A ciência brasileira tem potencial para ampliar estudos sobre resiliência dos sistemas de saúde em colaboração com iniciativas internacionais, especialmente junto a países que também apresentam contexto de desigualdade socioeconômica e fragmentação do financiamento e da prestação de serviços. É o que aponta artigo dos pesquisadores da FGV EAESP Marco Antonio Catussi Paschoalotto, Eduardo Alves Lazzari, Rudi Rocha e Adriano Massuda com a pesquisadora da Universidade de Harvard Marcia Castro publicado na revista “Saúde Debate”.
Os autores realizaram coleta de dados em artigos científicos disponíveis em bases de dados SciELO, Web of Science, Scopus e PubMed e em relatórios técnico-científicos de instituições nacionais e internacionais, como a Organização Mundial da Saúde (OMS) e a Fundação Oswaldo Cruz (Fiocruz). A busca considerou os termos “sistema de saúde” e “resiliência”, e os pesquisadores identificaram a aplicação desse conceito em duas perspectivas distintas – anterior e posterior à pandemia de Covid-19.
Os primeiros resultados internacionais datam do período entre 2012 e 2014, discutindo perspectivas das políticas de saúde após a crise econômica global.

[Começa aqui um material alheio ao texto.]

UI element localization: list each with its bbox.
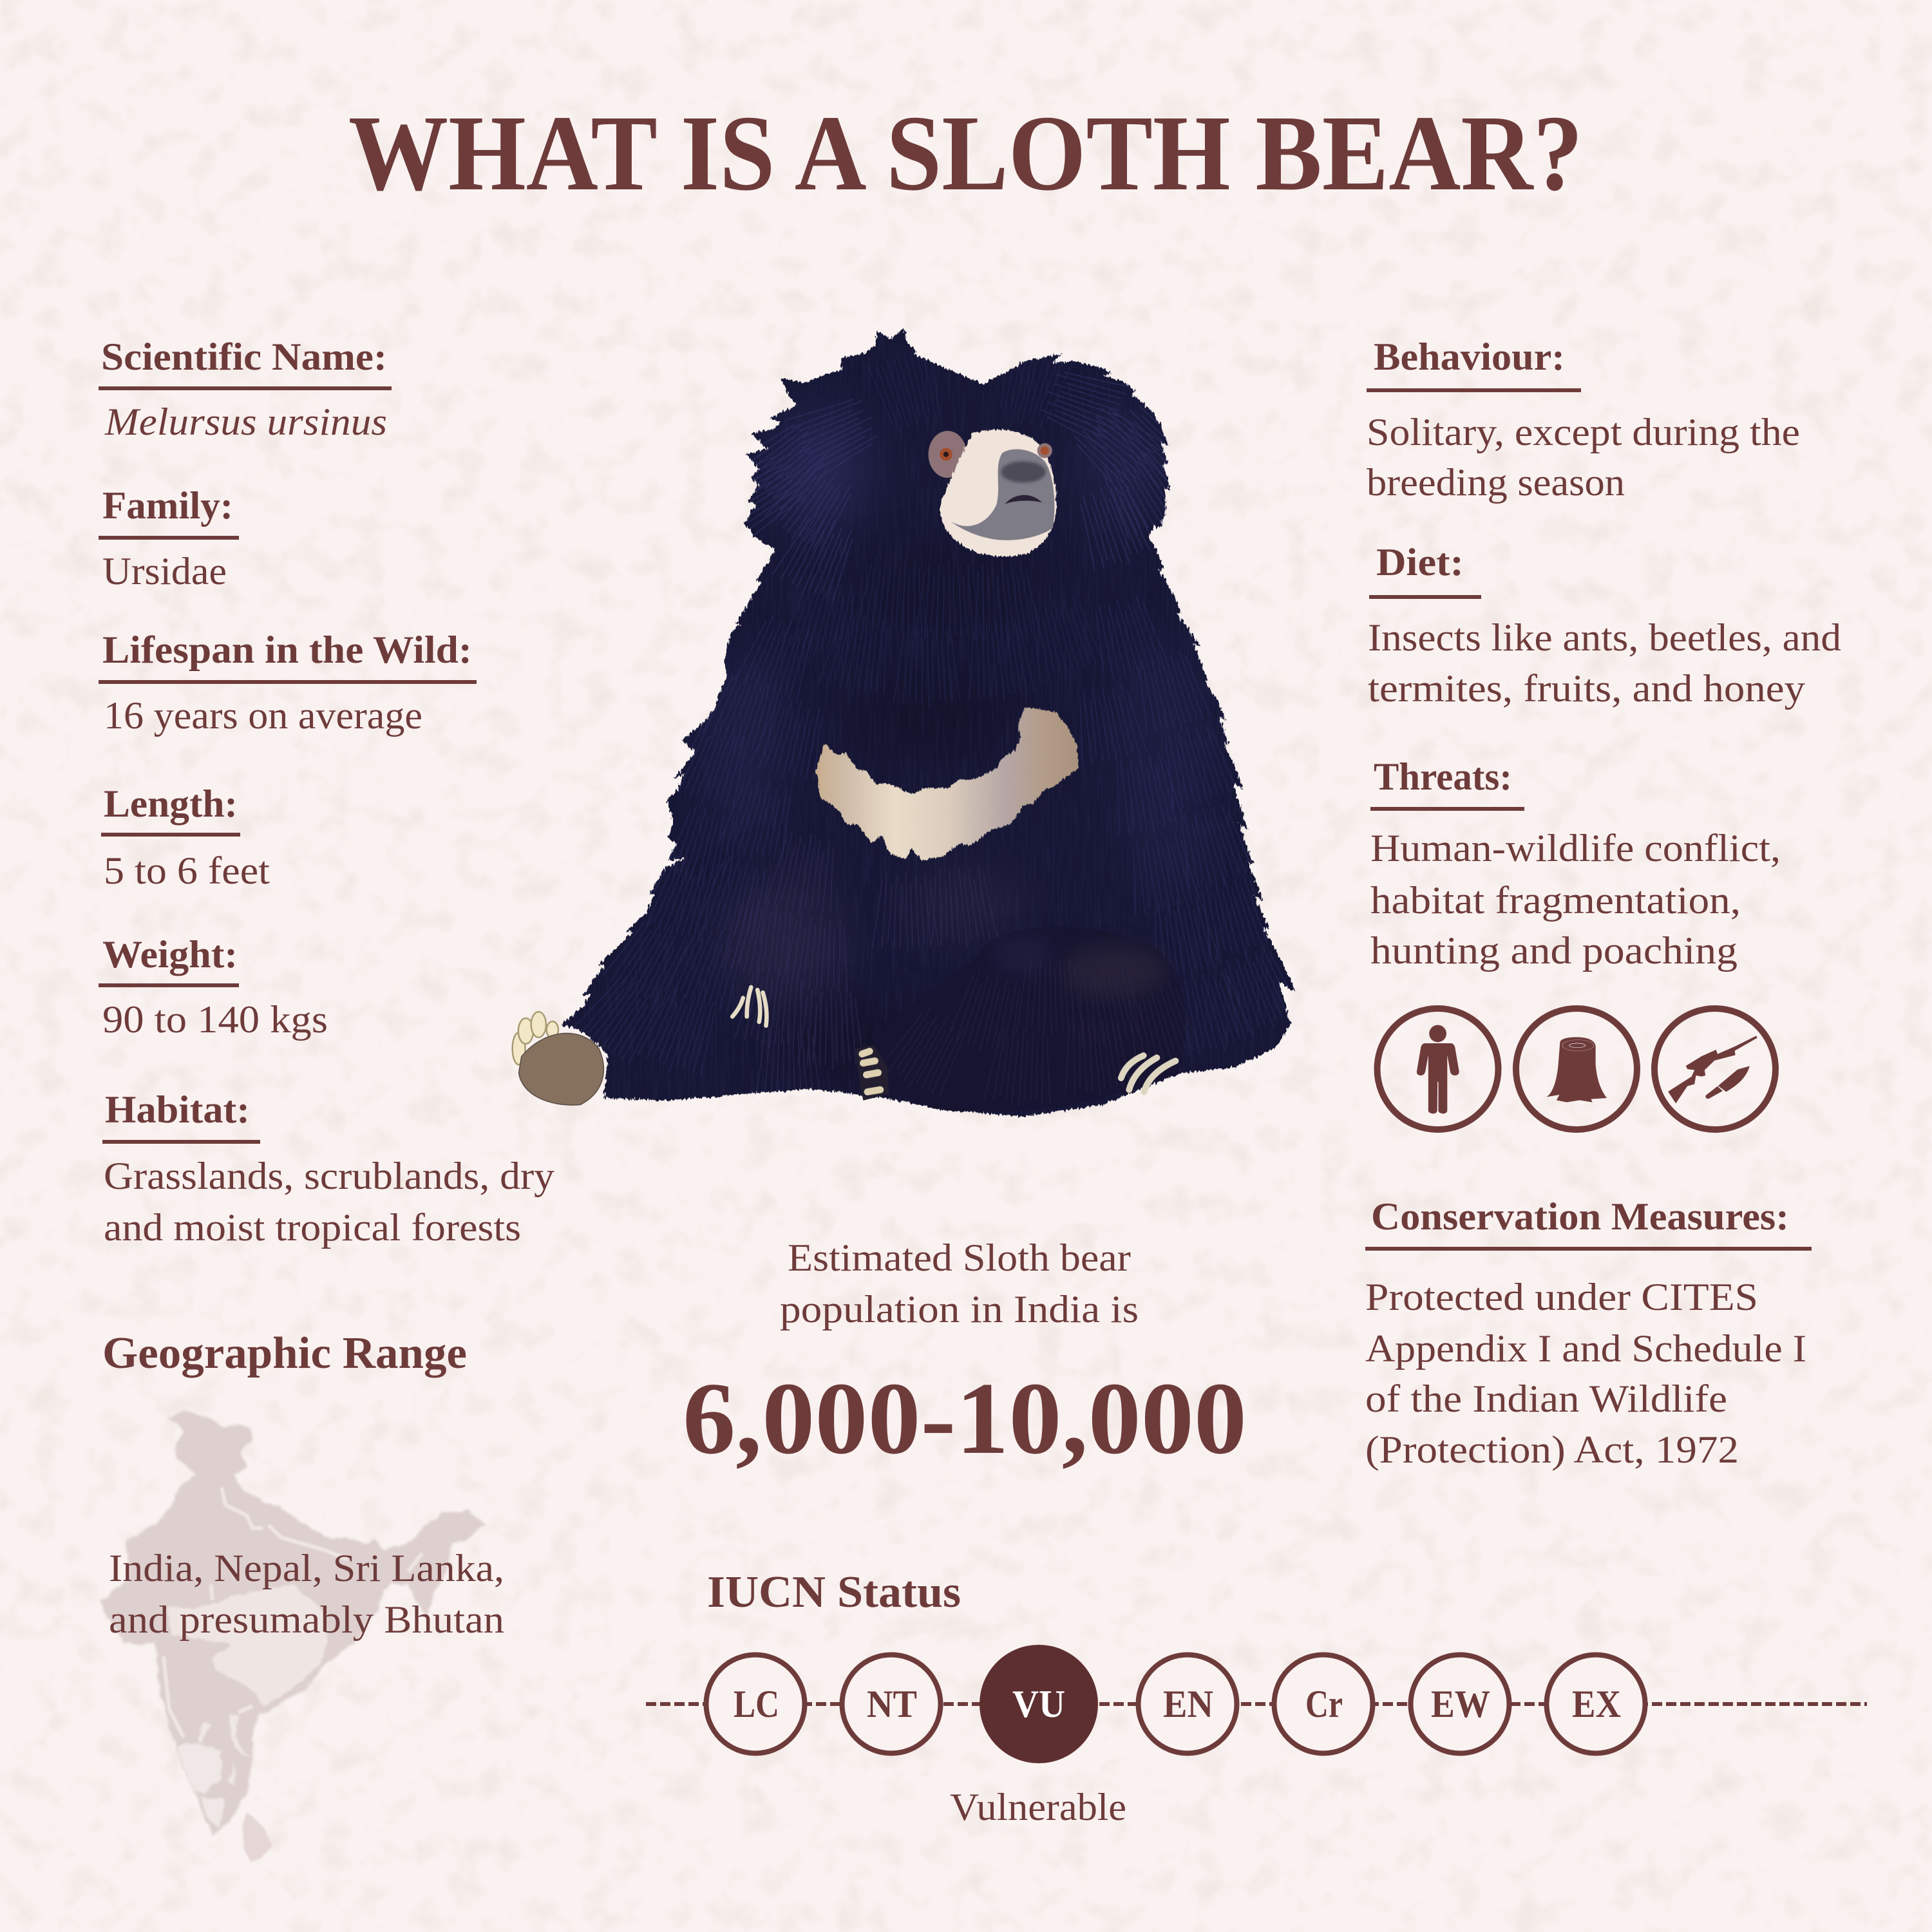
status: VU active <box>980 1645 1098 1763</box>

O aumento de publicações sobre resiliência ocorreu a partir de 2015, relacionado à alta demanda dos sistemas de saúde em países de baixa renda no contexto da epidemia do vírus Ebola na África Ocidental. A abordagem foi aprimorada durante a pandemia de Covid-19, que evidenciou a importância da preparação aos alertas de saúde, do gerenciamento e do aprendizado a partir do choque.
Já no Brasil, os estudos de resiliência do Sistema Único de Saúde (SUS) pré-pandemia analisam principalmente programas e políticas de saúde mental e saúde dos trabalhadores, alinhados com a implementação de iniciativas como a Estratégia Saúde da Família (ESF) e com a discussão sobre impactos de medidas de austeridade fiscal no SUS. Durante a pandemia, os estudos abordaram os impactos das desigualdades na resposta à emergência de saúde e o desafio em manter a funcionalidade do sistema.
Resiliência do SUS: estudos podem detalhar desafios de financiamento e capacidade de resposta à crise
O artigo identificou quatro dimensões principais a serem aprofundadas em pesquisas sobre o SUS: governança e liderança, considerando a articulação entre governos federal, estadual e municipal nas respostas ao choque; financiamento, discutindo a destinação e gestão de recursos públicos e privados; recursos, incorporando discussões sobre força de trabalho, infraestrutura, medicamentos e tecnologias; e prestação de serviços, investigando a operação dos serviços de resposta à crise e a manutenção de outros serviços de saúde essenciais.
Entre os desafios para a agenda de pesquisa sobre a resiliência do SUS, estão a falta de estudos internacionais sobre a resiliência dos sistemas de saúde de países como Turquia, México e África do Sul, com contexto socioeconômico similar ao brasileiro. “No caso brasileiro, essa realidade é ainda impulsionada pela grande complexidade da conformação do seu sistema de saúde, que, apesar de ter a universalidade e a integralidade como princípios do SUS, convive com baixo financiamento crônico, frágil organização regional e presença de forte subsistema privado que compete com o sistema público”, aponta o estudo.